The overall results have to be interpreted keeping in mind the fact that the mRNA protein level correlation is often linear but at instances need not necessarily correlate. This could stem from the fact that mRNA translation can be upregulated by RNA binding proteins, translation upregulation by downregulation of miRNA targeting that particular mRNA, the resultant product protein stability may be altered due to post-translational modifications such as phosphorylation, acetylatylation, and glycosylation that is not under the purview of the mRNA and the possibly may be related to the inherent lifetime of the protein, which may accumulate, while the mRNA is normally quick. In addition, the role of site, HPV infection, stage and grade of the HNSCC, aneuploidy status, comutants, effect of other gene mutations, inflammatory mediators, and other potentially confounding factors could influence the outcomes. Future studies need to factor in such details, when studying CB-GEMs in HNSCCs.
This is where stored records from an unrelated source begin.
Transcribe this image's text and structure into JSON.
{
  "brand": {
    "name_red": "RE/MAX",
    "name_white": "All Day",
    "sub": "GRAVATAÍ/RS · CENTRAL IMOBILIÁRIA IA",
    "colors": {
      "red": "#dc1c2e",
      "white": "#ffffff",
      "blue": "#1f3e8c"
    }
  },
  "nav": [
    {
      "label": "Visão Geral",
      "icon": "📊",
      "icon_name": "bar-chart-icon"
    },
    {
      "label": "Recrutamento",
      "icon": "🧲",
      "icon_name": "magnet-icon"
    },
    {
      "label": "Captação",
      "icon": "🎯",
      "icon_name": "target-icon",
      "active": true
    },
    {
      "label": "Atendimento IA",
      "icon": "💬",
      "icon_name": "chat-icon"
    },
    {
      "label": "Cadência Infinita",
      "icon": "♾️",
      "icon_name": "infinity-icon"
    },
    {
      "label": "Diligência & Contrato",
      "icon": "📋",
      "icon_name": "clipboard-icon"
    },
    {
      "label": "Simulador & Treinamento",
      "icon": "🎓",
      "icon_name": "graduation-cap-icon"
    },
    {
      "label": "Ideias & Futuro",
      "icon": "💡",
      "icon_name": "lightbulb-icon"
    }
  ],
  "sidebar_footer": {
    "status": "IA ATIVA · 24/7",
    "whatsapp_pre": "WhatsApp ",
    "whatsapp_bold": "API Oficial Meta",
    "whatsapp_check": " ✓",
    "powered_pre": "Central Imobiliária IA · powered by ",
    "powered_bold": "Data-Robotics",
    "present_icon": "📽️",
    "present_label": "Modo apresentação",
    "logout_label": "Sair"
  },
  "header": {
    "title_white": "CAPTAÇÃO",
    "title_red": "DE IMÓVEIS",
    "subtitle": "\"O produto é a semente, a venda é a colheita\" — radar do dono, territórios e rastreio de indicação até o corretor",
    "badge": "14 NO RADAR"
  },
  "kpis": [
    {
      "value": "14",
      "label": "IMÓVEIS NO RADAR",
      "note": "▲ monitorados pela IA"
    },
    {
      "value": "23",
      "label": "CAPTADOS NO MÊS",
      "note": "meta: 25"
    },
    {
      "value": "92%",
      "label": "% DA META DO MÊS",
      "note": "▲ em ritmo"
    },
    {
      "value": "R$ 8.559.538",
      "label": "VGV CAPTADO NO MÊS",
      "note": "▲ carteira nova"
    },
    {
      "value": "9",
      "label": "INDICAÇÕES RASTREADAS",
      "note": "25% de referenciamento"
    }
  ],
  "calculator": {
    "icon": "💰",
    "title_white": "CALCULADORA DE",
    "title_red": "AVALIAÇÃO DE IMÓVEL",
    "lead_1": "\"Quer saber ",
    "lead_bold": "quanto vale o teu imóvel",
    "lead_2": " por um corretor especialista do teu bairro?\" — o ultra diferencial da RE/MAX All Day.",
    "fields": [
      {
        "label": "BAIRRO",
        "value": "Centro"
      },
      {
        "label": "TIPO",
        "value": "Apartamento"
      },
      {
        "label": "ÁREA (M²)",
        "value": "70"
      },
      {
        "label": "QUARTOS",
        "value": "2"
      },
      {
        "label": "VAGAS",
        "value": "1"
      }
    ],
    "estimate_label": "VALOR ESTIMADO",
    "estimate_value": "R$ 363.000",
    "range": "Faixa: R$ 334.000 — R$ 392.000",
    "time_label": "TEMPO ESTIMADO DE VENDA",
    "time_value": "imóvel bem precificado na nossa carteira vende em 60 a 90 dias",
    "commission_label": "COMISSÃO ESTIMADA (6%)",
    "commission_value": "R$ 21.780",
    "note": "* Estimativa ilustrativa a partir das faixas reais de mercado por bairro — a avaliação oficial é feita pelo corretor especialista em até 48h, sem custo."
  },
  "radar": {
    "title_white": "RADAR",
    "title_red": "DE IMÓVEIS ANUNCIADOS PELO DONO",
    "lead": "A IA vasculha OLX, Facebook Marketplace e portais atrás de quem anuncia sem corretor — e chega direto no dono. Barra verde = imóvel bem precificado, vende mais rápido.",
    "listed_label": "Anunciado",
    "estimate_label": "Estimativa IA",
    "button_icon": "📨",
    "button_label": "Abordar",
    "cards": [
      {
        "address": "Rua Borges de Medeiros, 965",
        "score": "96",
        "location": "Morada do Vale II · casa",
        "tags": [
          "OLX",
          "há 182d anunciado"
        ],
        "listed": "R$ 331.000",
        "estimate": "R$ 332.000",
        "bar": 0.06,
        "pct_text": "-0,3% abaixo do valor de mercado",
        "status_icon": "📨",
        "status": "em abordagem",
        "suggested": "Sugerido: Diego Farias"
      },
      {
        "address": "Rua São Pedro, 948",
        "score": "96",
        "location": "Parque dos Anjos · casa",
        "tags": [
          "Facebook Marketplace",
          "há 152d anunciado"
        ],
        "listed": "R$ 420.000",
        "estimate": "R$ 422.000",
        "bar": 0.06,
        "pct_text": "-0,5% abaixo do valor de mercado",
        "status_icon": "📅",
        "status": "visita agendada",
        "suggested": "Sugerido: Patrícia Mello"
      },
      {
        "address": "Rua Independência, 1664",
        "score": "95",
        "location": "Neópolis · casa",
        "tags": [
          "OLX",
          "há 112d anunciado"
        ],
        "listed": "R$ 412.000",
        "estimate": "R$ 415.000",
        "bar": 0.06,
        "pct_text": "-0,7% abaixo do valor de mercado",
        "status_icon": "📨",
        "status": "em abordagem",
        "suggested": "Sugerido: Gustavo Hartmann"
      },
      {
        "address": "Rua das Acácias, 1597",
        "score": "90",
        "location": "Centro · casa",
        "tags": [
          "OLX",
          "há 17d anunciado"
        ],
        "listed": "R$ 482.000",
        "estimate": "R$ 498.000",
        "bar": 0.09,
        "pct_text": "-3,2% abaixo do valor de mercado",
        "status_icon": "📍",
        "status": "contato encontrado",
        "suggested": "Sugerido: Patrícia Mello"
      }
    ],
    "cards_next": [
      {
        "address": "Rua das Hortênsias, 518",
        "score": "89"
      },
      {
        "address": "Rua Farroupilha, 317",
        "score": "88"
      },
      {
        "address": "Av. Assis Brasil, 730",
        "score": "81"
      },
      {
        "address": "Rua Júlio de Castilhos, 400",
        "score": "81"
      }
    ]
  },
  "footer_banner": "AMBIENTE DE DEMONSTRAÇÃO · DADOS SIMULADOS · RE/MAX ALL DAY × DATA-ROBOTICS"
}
This study is probably the first to identify the association of CB-GEM proteins with HNSCC and influence of TP53 mutation on the association. The CB-GEM bodies are crucial for vital cellular process including pre-mRNA splicing and vital for proper functioning of spliceosomal apparatus. These structures are one of the most conserved structures. Cancer associated genes and proteins also have to pass through these nuclear subcompartments to ensure their survival and multiplication process. Alteration of CB-GEM bodies- associated proteins could alter the course of the oncologic process, by interfering with proliferation signals, growth, apoptosis, replication, immortality, angiogenesis, metastasis, cancer-associated inflammation, immune surveillance, and tumor associated energy metabolism. Hence, the knowledge of the CB-GEM bodies in HNSCC, when deciphered fully, could help us to draw optimum treatment protocols.